Both the physical and the biological worlds produce emergent structures and dynamics at multiple scales. In self-driven active matter, the energy injected at smaller scales by individual biotic or abiotic components can self-organize into collective work at larger scales. In evolving living systems, functioning components combine into modules that in turn organize into more complex structures at higher levels. Both processes can repeat many times and span multiple spatiotemporal scales, from molecular actin-myosin interactions driving cell motion to specialized organisms behaving as modular components of adaptable ecologies.
This project aims to develop a theoretical framework to address the overarching question: what is the role of multiscale structures and dynamics in the drive towards increasing levels of self-organized complexity observed in active matter and living systems?
Our activities will follow two complementary tracks. The first will use agent-based simulations, data, and theory to study how the focusing of energy and information into collective modes produces coherent active dynamics. The second will use evolutionary models of Boolean and adaptive networks, existing datasets, and artificial life simulations to explore the origins and consequences of multiscale modular order in biological networks.
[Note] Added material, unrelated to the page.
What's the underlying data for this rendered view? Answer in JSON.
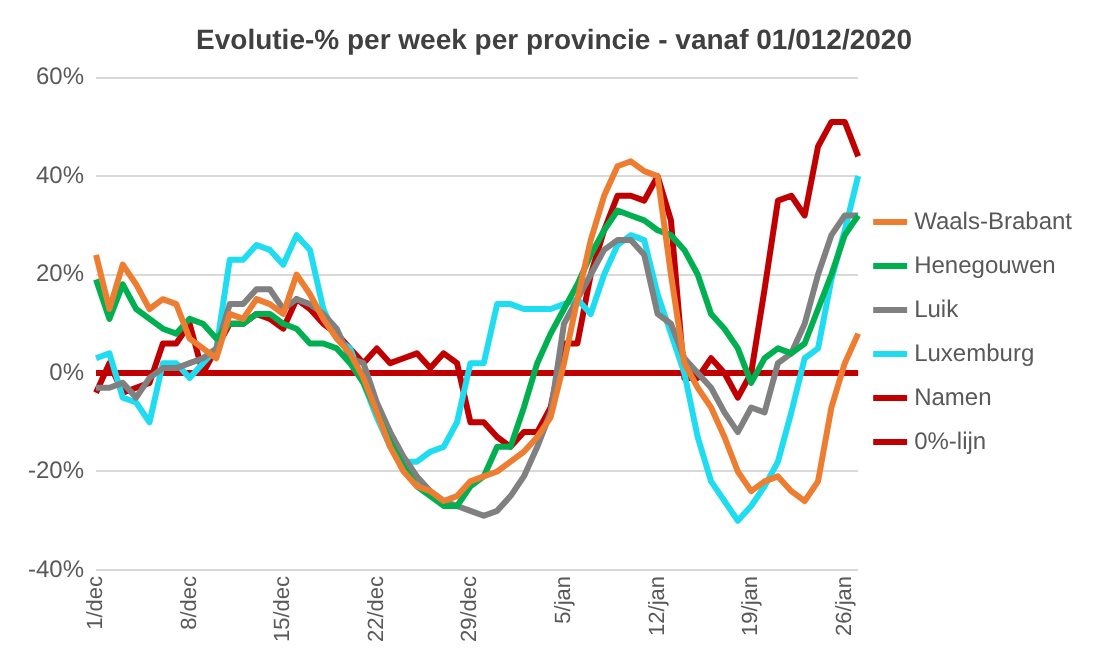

By advancing a new perspective on the role of multiscale processes in self-organization, we aim to produce groundbreaking research that changes our view of emergent phenomena across multiple disciplines. We will develop new theoretical descriptions of active systems (from collective molecular motion to animal swarms) and of multiscale modularity (from metabolic processes to ecologies). This will help formulate testable hypotheses for future experiments and build urgently needed conceptual foundations to interpret large complex datasets and manage and control complex systems with a multiscale understanding of their underlying organizational principles.